Voici un livre comme un film de Sautet. Quatre potes la cinquantaine largement derrière eux, ont chacun épousé des femmes beaucoup plus jeunes. Le narrateur, Lucien, écrivain, raconte sa rencontre puis sa rupture avec Zoé, éditrice, et persille son histoire de celle des autres afin sans doute d’y trouver le point de rencontre de leur malheur. Car rien ne fonctionne vraiment longtemps dans ces amours à part peut-être le chagrin qui s’en suit, le vide qu’il semble laisser toujours, la désillusion qui colle à la peau comme un parfum bon marché. Mais de Sautet, il est peu fait ici d’attendrissement, de cette émotion sourde qui chignole le cœur et fait naître ce sentiment pour l’autre, pour ce personnage qui passe. Et puisque cette farandole se déroule dans le milieu de l’édition, le poison du cynisme l’emporte bien sûr sur les élixirs d’amour.
La vraie émotion vient du fait que Patrick Besson raconte son histoire vraie.

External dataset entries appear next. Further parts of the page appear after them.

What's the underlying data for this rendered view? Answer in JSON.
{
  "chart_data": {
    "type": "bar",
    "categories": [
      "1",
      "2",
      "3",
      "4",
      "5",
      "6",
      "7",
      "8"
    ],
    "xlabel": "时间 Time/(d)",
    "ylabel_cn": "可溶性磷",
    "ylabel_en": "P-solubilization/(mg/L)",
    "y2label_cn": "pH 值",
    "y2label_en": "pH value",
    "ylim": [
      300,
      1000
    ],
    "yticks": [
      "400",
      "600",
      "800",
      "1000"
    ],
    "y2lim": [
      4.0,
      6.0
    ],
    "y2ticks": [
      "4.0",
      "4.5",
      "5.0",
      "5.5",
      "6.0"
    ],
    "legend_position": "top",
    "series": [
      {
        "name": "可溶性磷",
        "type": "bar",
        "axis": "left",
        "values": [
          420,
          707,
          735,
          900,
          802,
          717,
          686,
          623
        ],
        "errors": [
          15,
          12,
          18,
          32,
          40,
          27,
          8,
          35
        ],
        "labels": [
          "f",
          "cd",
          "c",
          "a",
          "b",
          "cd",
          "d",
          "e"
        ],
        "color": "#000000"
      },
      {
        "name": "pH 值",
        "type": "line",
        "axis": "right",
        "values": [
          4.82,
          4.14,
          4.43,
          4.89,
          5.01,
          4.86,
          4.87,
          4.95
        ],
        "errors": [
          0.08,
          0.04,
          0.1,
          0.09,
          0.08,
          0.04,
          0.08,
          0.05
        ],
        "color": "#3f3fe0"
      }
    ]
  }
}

Je connais Zoé, elle ne s’appelle pas Zoé mais travaille bien rue Jacob dans le 6ème ainsi qu’il est précisé dans le livre, et c’est d’imaginer ces deux-là, l’auteur costaud aux 84 livres et l’éditrice, fine liane blonde, dans cette danse de désir et d’échec, cette poisse qu’on efface de soi d’un livre, qui au fond est le plus pathétique — « Quand on a cessé d’aimer les gens, écrit Besson page 163, c’est qu’on ne les aimait pas » — et dès lors le plus convaincant.
*Scènes de ma vie privée, de Patrick Besson, aux éditions Grasset. En librairie depuis le 18 octobre 2022.